In 2025, things changed. As the team coalesced around Peralta, Milwaukee had a remarkable run over the summer that gave them the best record in baseball. The Brewer ace was the constant, the thing all the young players around him knew they could rely on. In a career-high 33 starts and 176 2/3 innings, Peralta led the National League with 17 wins, finished fourth in the league with a 2.70 ERA and finished sixth with 204 strikeouts, the third straight season in which he had struck out at least 200.

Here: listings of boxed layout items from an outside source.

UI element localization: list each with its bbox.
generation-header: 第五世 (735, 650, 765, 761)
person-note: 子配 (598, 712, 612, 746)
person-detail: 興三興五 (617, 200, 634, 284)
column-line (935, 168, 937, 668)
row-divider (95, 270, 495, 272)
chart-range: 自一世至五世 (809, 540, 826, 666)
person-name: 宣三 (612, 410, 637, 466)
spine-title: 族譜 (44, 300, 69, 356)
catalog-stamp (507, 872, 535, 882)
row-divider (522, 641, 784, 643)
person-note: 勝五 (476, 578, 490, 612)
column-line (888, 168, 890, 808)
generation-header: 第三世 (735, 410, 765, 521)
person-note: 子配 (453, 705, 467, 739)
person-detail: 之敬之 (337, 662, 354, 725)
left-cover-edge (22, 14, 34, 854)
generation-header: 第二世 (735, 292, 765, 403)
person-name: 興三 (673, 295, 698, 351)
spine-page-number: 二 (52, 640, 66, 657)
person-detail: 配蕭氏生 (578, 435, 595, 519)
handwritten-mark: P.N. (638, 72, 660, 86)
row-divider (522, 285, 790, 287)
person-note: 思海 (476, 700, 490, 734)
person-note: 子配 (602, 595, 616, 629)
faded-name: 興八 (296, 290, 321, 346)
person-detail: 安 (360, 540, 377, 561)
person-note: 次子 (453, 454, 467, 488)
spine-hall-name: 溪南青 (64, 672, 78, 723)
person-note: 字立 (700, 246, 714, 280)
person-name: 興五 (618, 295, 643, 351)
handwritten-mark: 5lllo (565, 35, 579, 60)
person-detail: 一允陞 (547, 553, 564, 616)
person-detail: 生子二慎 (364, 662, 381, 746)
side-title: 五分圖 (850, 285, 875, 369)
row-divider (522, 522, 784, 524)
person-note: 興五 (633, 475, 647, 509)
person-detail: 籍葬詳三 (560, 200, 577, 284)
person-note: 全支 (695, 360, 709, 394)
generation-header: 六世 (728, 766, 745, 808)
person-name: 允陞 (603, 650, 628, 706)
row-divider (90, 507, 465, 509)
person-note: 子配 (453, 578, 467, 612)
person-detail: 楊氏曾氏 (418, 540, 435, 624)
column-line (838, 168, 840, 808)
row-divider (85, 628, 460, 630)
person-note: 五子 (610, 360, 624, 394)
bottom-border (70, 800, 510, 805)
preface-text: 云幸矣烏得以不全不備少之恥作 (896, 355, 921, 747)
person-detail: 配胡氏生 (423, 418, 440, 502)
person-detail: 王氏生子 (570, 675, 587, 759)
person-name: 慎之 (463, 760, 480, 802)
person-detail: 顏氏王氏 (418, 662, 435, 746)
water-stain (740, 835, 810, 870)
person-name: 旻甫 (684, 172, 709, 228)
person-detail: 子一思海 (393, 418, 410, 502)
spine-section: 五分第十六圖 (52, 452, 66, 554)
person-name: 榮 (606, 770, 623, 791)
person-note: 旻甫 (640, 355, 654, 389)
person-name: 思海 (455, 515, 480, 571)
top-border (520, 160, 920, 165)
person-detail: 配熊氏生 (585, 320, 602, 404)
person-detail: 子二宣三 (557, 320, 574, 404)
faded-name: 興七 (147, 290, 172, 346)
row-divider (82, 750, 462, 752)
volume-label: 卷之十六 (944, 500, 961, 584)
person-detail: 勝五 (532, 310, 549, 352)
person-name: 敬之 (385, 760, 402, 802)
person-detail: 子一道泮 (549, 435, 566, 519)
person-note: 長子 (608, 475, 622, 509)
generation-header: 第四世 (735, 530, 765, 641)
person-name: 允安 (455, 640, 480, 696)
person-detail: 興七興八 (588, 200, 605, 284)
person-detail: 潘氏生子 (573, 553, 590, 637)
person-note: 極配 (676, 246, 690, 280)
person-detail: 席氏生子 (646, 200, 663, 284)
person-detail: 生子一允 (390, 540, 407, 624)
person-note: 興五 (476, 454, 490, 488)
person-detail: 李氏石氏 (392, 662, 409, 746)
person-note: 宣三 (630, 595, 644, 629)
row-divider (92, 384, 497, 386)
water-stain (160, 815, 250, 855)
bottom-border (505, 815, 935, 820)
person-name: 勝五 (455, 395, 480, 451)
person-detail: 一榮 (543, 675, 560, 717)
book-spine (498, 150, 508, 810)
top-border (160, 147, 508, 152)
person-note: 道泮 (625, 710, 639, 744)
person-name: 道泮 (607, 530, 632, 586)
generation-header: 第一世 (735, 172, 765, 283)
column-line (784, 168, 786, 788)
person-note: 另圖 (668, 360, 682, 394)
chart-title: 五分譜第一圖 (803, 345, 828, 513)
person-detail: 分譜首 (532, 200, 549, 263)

For the first time, Peralta earned Cy Young votes, as he finished fifth in the National League and voted for that award, and he added his second All-Star selection. But Brewer fans knew their time with Peralta was running out. Before the 2020 season, Peralta had signed a very team-friendly extension with Milwaukee, a five-year deal that bought out his arbitration years for just $15.5 million, including club options for the 2025 and 2026 seasons for just $8 million each. With only one of those option years remaining before free agency, the Brewers made the decision this week to move him for controllable assets.

Peralta now relinquishes his status as the Brewer with the third-longest tenure, as only Christian Yelich and Brandon Woodruff have been on the Major League team longer: Yelich by just over a month, since his debut on the opening day of the 2018 season, and Woodruff by about three months, when he debuted near the end of the 2017 season. Had he returned for his ninth season as a Brewer in 2026, Peralta would have set a major franchise record had he stayed healthy. He now leaves the club third in their history in strikeouts with 1,153, 73 behind Yovani Gallardo’s record. Among Brewers with at least 500 innings pitched, Peralta is first in franchise history in hits per nine (6.7) and strikeouts per nine (11.1).

Now, for the first time in the major leagues, the soon-to-be 30-year-old pitcher will ply his trade for a team other than the Brewers. It will be hard to see him pitching for the Mets, a team that has become something of a rival in recent seasons, a team with deep pockets that desperately wants to be as good — and as unlikely — as the Dodgers. But there’s some poetry in that move: David Stearns, the Mets’ president of baseball operations, was the Brewers’ newly minted general manager in 2015 when he made the move to Peralta, just his third trade as boss.

Transactions like these certainly bring mixed emotions, one of which may certainly be fear. From everything we can see as fans, Peralta is a humble, friendly, fun-loving guy, a leader that others in the clubhouse looked up to, just the type of guy who is fun to root for. (He’s one of my favorite brewers of all time.) He’s also a very good pitcher. It’s a drag losing those things. Those sad feelings are also mixed with the excitement of the two new players, both with tantalizing potential, that the Brewers welcome into their system this week.

But it’s safe to say Peralta will always be a hero to Milwaukee Brewers fans. He is, at worst, one of the ten best pitchers in franchise history, and it is extremely rare for players to stay with one team as long as Peralta did – eight years – in the modern game. Now that he’s moved on, you know who the third longest-tenured Brewer is, after Woodruff and Yelich? That would be Aaron Ashby, who debuted in 2021 and still hasn’t made 100 MLB appearances.

So thank you, Freddy Peralta. You had a fastball that didn’t make any sense, you were the reason many of us Brewers fans learned what “extension” on pitches was, and you had a great rapport with Sophia Minnaert (I’m having a hard time tracking it down, but Minnaert traveled with Peralta to his parents’ home in the Dominican Republic for a special that aired on Brewers television a few years ago and is worth watching). You frustrated us, you delighted us and you made yourself one of the best pitchers in team history. Good luck in the future (unless you’re playing the Brewers of course).